Tuesday, June 28, 2005

things to look forward to this summer:

-Tori Amos in concert - absolutely fantastic fantastic fantastic!!!
-Vali, Anna, Valentina coming to Istanbul (?)
-warm summer nights bloody heat! arrghh!!
-BURCbeach what a breeeeezzeee!
-balkonya balkon için fazla sıcaktı!!
-weekends in Kumla w/Oma
-Caddebostan sahil never ever again! turned out to be this horrible disgusting place since the beach has been opened!!
-loads and loads of fresh fruit especially water melons yummy yummy yummy
-adalar Burgazada ne güzelmiş öyle!!
-Nevizade oh, vur patlasın çal oynasın! teraslar çok güzel!! içkiler de güzel!!
-Anadolu tarafı Boğaz (Çengelköy, Beylerbeyi...)

...to be continued...

Sunday, June 26, 2005

...

at least i tried .. really hard .. (d)
found out i tried the wrong way

Thursday, June 23, 2005

tebrikleeeeerr!!!

Ceylan mezun oldu!!! Çok tebrikler şekercan!!

Monday, June 20, 2005

balkonya

bu yaz balkonyadayım dostlar
önümde mis gibi ıhlamur
yan tarafta dut
iki de rahat koltuk
biri bana biri arkadaşıma
kitabımı da aldım mı yanıma
sıcak bir çay, kaşarlı simit
para pul yokmuş hiç komaz
bu yaz balkonyadayım, beklerim.

Sunday, June 19, 2005

biraz daha Cohen

i guess that i miss you
i guess i'll forgive you
i'm glad you stood in my way
famous blue raincoat

Saturday, June 18, 2005

Lindenblüten

Ich hab' das Fenster offen, das ganze Haus duftet nach Lindenblüten. Der Duft kommt vom Lindenblütenbaum direkt vor meinem Wohnzimmerfenster. Ich mag diesen Duft ... ich mag den Tee ... Valentina, ich weiss, Du hasst Lindenblütentee, besonders den aus dem Beutel nicht wahr? Ich erinnere mich. Weisst Du warum ich Lindenblüten mag, insbesondere heute abend?

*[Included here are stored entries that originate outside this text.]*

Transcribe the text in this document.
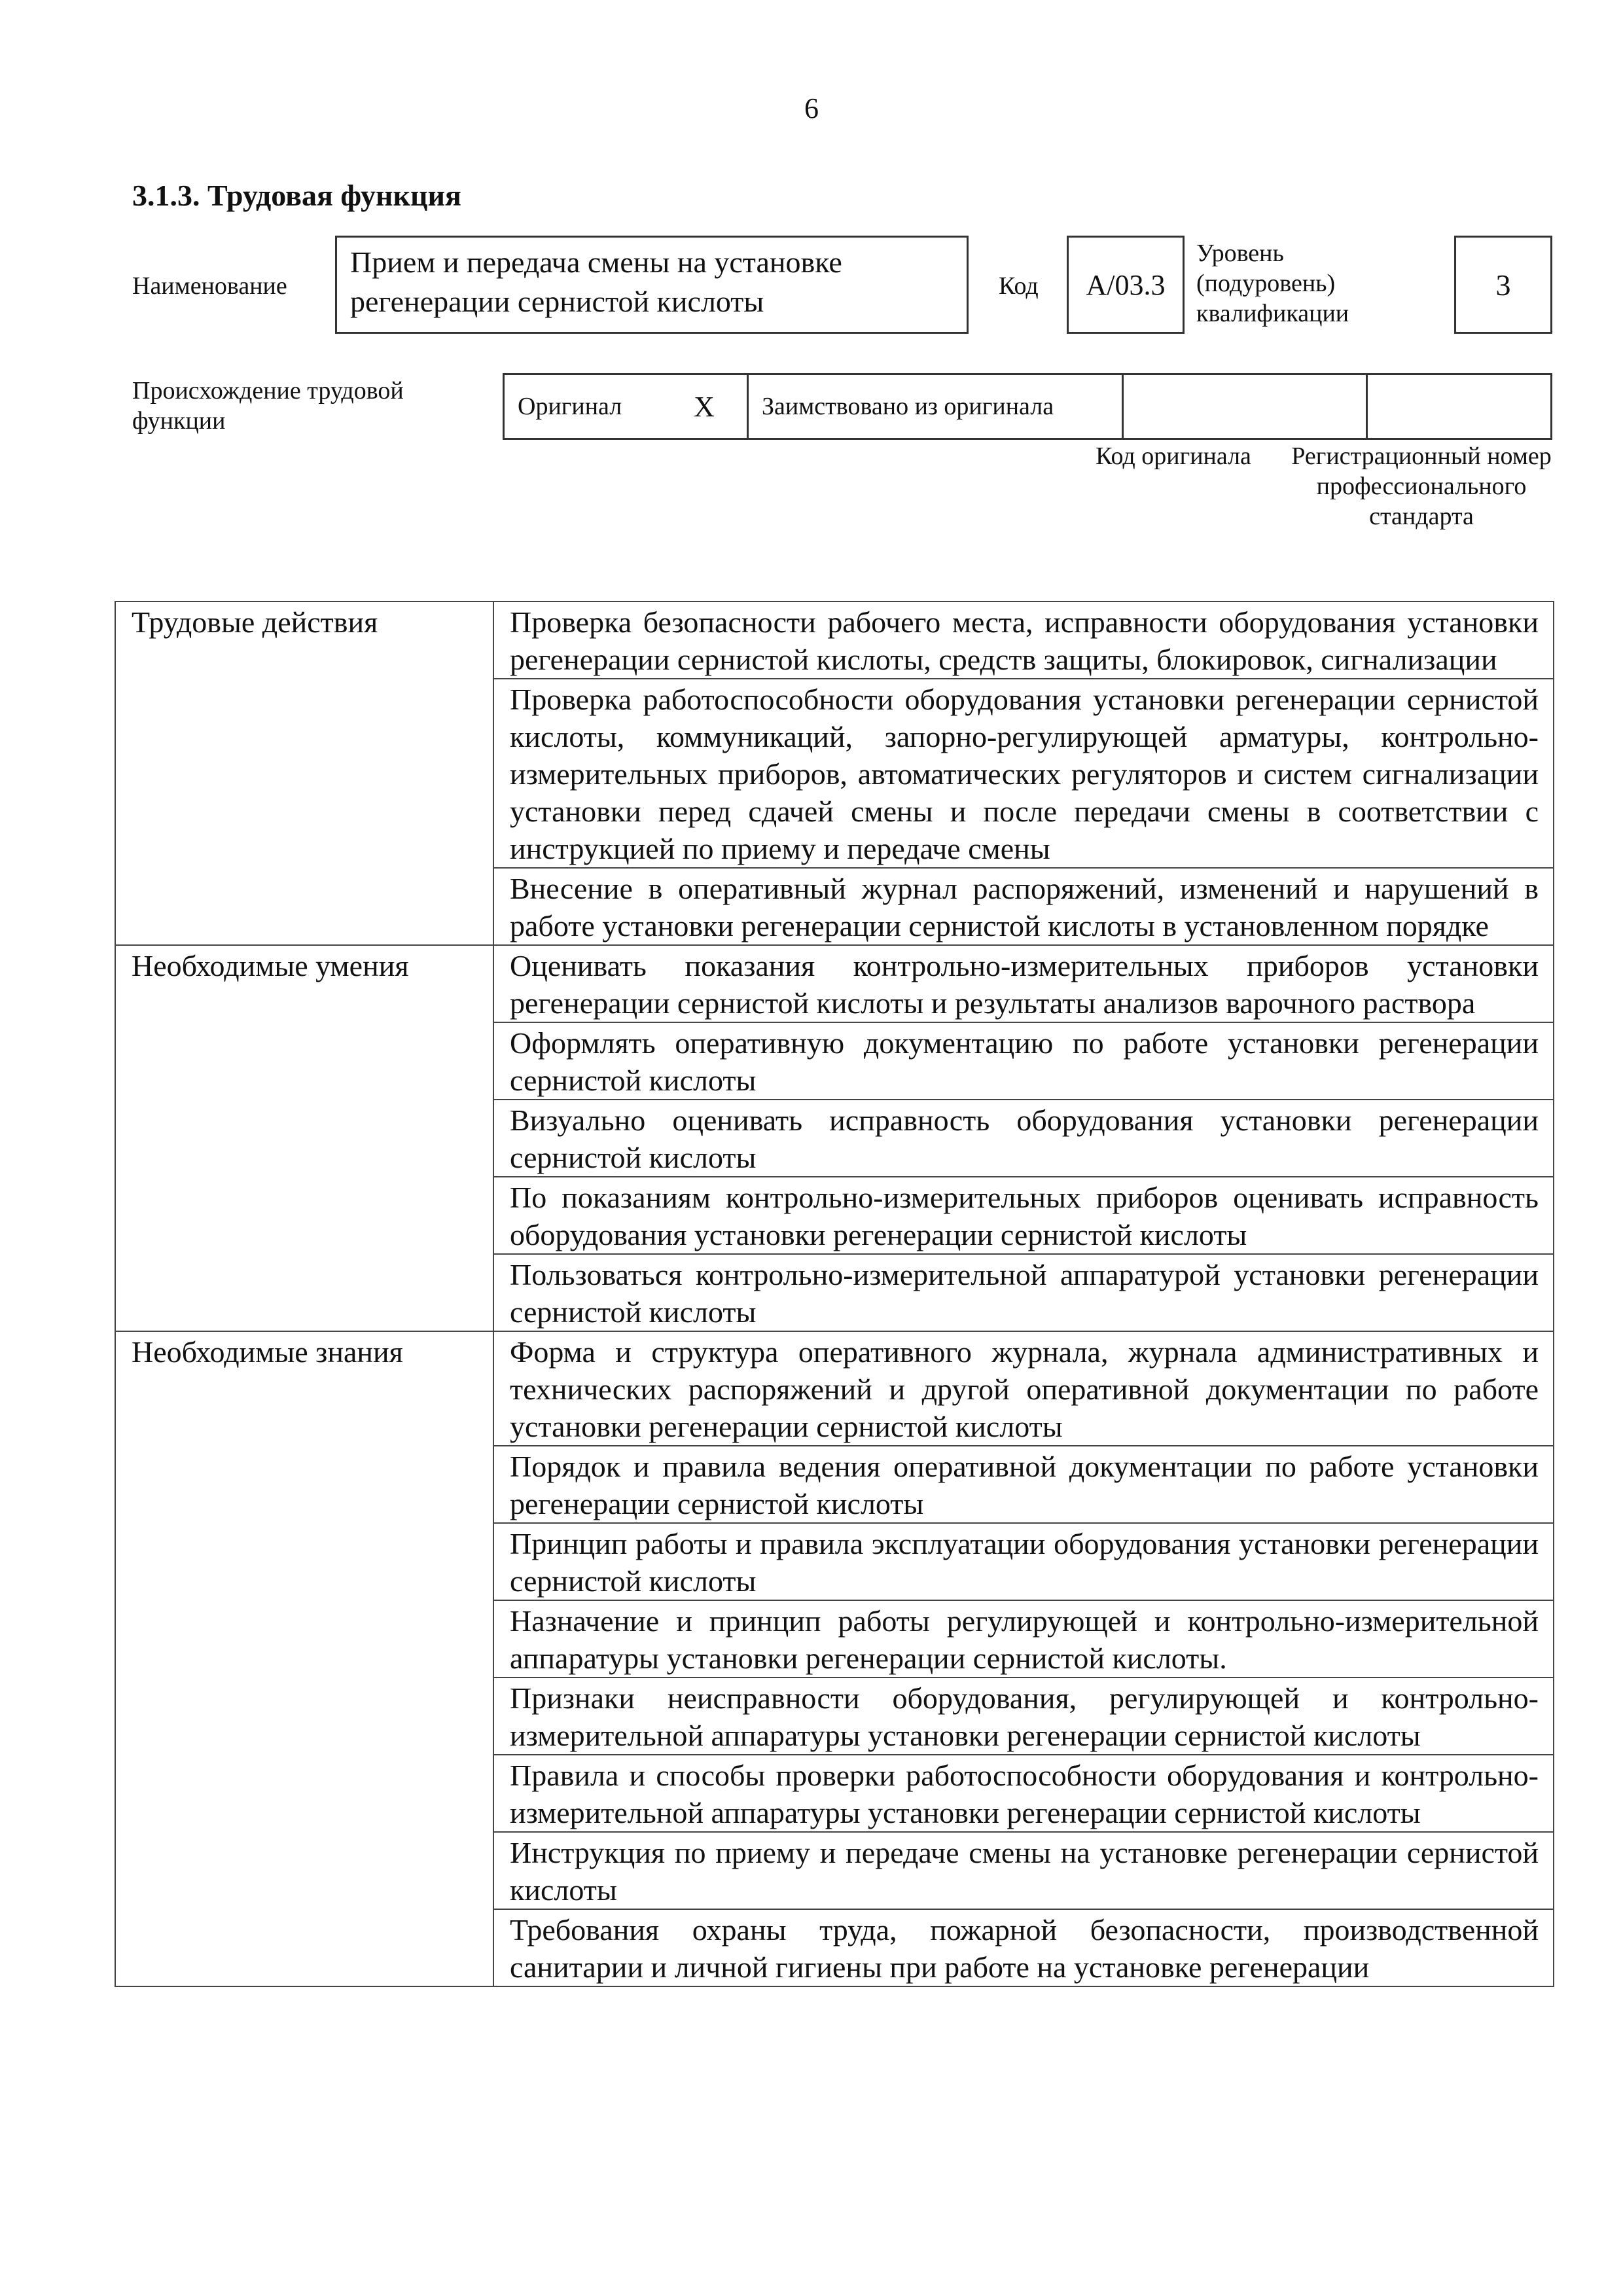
6
3.1.3. Трудовая функция
Наименование
Прием и передача смены на установке регенерации сернистой кислоты	Код	А/03.3
Уровень (подуровень) квалификации
3
Происхождение трудовой функции
Оригинал	X	Заимствовано из оригинала		
Код оригинала	Регистрационный номер профессионального стандарта
Трудовые действия	Проверка безопасности рабочего места, исправности оборудования установки регенерации сернистой кислоты, средств защиты, блокировок, сигнализации
	Проверка работоспособности оборудования установки регенерации сернистой кислоты, коммуникаций, запорно-регулирующей арматуры, контрольно-измерительных приборов, автоматических регуляторов и систем сигнализации установки перед сдачей смены и после передачи смены в соответствии с инструкцией по приему и передаче смены
	Внесение в оперативный журнал распоряжений, изменений и нарушений в работе установки регенерации сернистой кислоты в установленном порядке
Необходимые умения	Оценивать показания контрольно-измерительных приборов установки регенерации сернистой кислоты и результаты анализов варочного раствора
	Оформлять оперативную документацию по работе установки регенерации сернистой кислоты
	Визуально оценивать исправность оборудования установки регенерации сернистой кислоты
	По показаниям контрольно-измерительных приборов оценивать исправность оборудования установки регенерации сернистой кислоты
	Пользоваться контрольно-измерительной аппаратурой установки регенерации сернистой кислоты
Необходимые знания	Форма и структура оперативного журнала, журнала административных и технических распоряжений и другой оперативной документации по работе установки регенерации сернистой кислоты
	Порядок и правила ведения оперативной документации по работе установки регенерации сернистой кислоты
	Принцип работы и правила эксплуатации оборудования установки регенерации сернистой кислоты
	Назначение и принцип работы регулирующей и контрольно-измерительной аппаратуры установки регенерации сернистой кислоты.
	Признаки неисправности оборудования, регулирующей и контрольно-измерительной аппаратуры установки регенерации сернистой кислоты
	Правила и способы проверки работоспособности оборудования и контрольно-измерительной аппаратуры установки регенерации сернистой кислоты
	Инструкция по приему и передаче смены на установке регенерации сернистой кислоты
	Требования охраны труда, пожарной безопасности, производственной санитарии и личной гигиены при работе на установке регенерации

Er laesst mich in Erinnerungen schwelgen, deshalb ...

Wednesday, June 15, 2005

survivalın en önemli kuralı

...survivalın en önemli kuralı
eksik olan ingredienti...
ötekilerin fazlasıyla companse edebilmektir
yani para yok, ne getirir bu,
önce sıkıntı
işsiz güçsüz olma
gezip görememe
ama bunu, psikopat şekil derse,
tercümeye, italyanca çalışmaya vermen lazım
bi fırsat gibi
para yok ama zaman var
daa uzaktaki daa ucuz pazara
yürücen demek ki
su yoksa domates yiicen suyunu sömürücen
bi şekil yapacan
moral bozmadan abi...
Can
Beylerbeyi, Paşabahçe arası anne ve anneanne ile balık, kahve, tatlı, Boğaz, güneş, rüzgar ve bütün bunların hepsi bir arada ve de iyi gitti. Arada bir böyle güzellikler de oluyormuş demek ki. Para pul derdi olmasa keşke, veya en azından herkes adam akıllı bir şekilde bu konu hakkında konuşabilse ... "Keşke"lerin bir numaralı insanı oldum, hale bak sen! Kararsızlıklar yumağı! Zormuş bea! Tabii bir de hastahanede yatan Fulden ve Mete var. Onları düşündükçe ne kadar da şımarık olduğumuz aklıma geliyo, veya ne kadar şanslı olduğumuz. Gerçi gün ola harman ola di mi? -allah korusun- Ama illa ki birileri ölecek, yaralanacak, sakat kalacak, daha fakir daha zengin olacak. Doğal seleksiyon adı üstünde, insan eli değmeden. Bir de kendine şu hayatta o kadar saygı duyacaksın ki, çekip gitmeyi bileceksin yeri geldiğinde, senden önemli hiç bir şeyin olmadığını hatırlayacaksın - daima - ve yoluna devam edeceksin, arkana ve gözyaşına bakmadan. İşte böyle sayın seyirciler. Yayınıma son veriyorum. Whatever is meant for me, i shall obey.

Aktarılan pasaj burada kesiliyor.